Che ruolo riveste la formazione all’interno degli istituti?
La formazione, in ogni sua tappa, dimensione e modalità, riveste un ruolo cruciale nella crescita integrale delle persone consacrate e, di conseguenza, nello sviluppo di relazioni interpersonali sane ed evangeliche, di comunità e processi sinodali, di cammini di vita consacrata autenticamente animati dal fuoco dell’amore per Cristo e per i fratelli e le sorelle. Vorrei evidenziare la seria attenzione che meritano il discernimento e l’accompagnamento vocazionale prima dell’ingresso in un istituto o società, in modo da verificare nei candidati i requisiti basilari sul piano umano, spirituale, motivazionale. Tale verifica esige tempo prolungato, attenzione ai processi personali e interpersonali, conoscenza dell’ambiente e della cultura del candidato o candidata. Il discernimento continua, una volta che la persona è entrata in vocazione, attraverso l’accompagnamento personale sistematico e attento, affiancato dall’accompagnamento di gruppo. La preparazione accurata in ambito spirituale, teologico e professionale ha la sua indiscutibile importanza nel formare una corretta capacità di comprensione, elaborazione, valutazione e giudizio critico. Spesso però le problematiche, le sofferenze e le difficoltà nel vissuto della vita consacrata, nelle relazioni interpersonali, nel rapporto tra autorità e obbedienza e nell’intendere e vivere la sinodalità derivano da qualche tipo di ferita, di vuoto o di debolezza a livelli più profondi, forse mai visitati e tanto meno accolti e integrati. Una formazione che raggiunga e apra alla trasformazione evangelica le aree più profonde della persona è allora indispensabile per una vita consacrata sana, gioiosa, sinodale, evangelica.
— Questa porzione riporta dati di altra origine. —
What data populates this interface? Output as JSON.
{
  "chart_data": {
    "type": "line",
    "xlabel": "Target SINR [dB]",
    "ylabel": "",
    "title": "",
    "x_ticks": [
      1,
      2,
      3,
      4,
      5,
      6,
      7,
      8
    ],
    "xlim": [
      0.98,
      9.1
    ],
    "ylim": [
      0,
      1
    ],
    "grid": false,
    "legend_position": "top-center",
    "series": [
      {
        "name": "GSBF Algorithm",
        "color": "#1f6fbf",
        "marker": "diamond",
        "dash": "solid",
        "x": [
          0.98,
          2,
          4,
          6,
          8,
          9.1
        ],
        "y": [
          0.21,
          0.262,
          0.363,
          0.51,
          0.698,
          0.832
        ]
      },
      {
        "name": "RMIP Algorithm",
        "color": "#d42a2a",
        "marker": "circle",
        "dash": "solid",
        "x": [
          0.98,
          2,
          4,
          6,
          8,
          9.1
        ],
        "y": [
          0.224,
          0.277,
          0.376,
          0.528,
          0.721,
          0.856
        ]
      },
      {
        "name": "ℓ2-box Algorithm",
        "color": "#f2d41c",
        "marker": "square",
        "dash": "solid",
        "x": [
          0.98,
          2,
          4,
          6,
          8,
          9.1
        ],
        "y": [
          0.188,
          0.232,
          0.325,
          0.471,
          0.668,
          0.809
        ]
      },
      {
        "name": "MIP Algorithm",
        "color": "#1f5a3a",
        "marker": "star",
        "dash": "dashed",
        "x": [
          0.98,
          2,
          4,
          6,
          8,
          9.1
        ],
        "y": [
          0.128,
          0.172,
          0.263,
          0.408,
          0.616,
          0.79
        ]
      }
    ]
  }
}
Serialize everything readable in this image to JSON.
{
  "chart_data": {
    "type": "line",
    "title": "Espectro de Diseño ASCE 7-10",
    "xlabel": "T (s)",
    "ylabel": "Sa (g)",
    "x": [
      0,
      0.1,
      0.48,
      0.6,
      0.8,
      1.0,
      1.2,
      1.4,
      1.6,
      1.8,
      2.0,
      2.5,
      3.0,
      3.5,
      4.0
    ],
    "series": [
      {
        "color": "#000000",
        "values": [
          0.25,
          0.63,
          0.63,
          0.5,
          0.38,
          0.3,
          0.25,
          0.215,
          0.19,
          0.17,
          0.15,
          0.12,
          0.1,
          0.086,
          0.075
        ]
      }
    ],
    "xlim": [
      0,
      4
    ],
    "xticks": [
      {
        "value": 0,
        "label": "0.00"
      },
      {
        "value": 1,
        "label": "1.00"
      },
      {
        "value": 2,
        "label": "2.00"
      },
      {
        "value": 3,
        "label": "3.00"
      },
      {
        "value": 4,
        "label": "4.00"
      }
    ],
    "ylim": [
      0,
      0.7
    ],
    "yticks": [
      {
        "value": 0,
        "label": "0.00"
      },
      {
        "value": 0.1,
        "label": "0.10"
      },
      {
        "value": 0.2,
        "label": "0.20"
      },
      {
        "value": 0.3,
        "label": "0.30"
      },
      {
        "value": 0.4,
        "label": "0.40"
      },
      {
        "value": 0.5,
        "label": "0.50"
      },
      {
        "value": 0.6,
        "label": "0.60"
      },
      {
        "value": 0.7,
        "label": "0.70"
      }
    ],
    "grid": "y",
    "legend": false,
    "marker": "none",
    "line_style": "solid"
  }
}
Occorre investire decisamente in un serio discernimento e in una accurata formazione integrale, iniziale e permanente, senza permettere che il fascino dei grandi numeri, dell’estensione delle nostre presenze, della grandezza delle nostre opere, della visibilità delle nostre strutture ci rubi la libertà di essere ciò che siamo: semplici segni del Regno, un Regno che Gesù ama esprimere con le immagini umili del minuscolo granello di senapa, del poco lievito nella massa, del tesoro nascosto in un campo.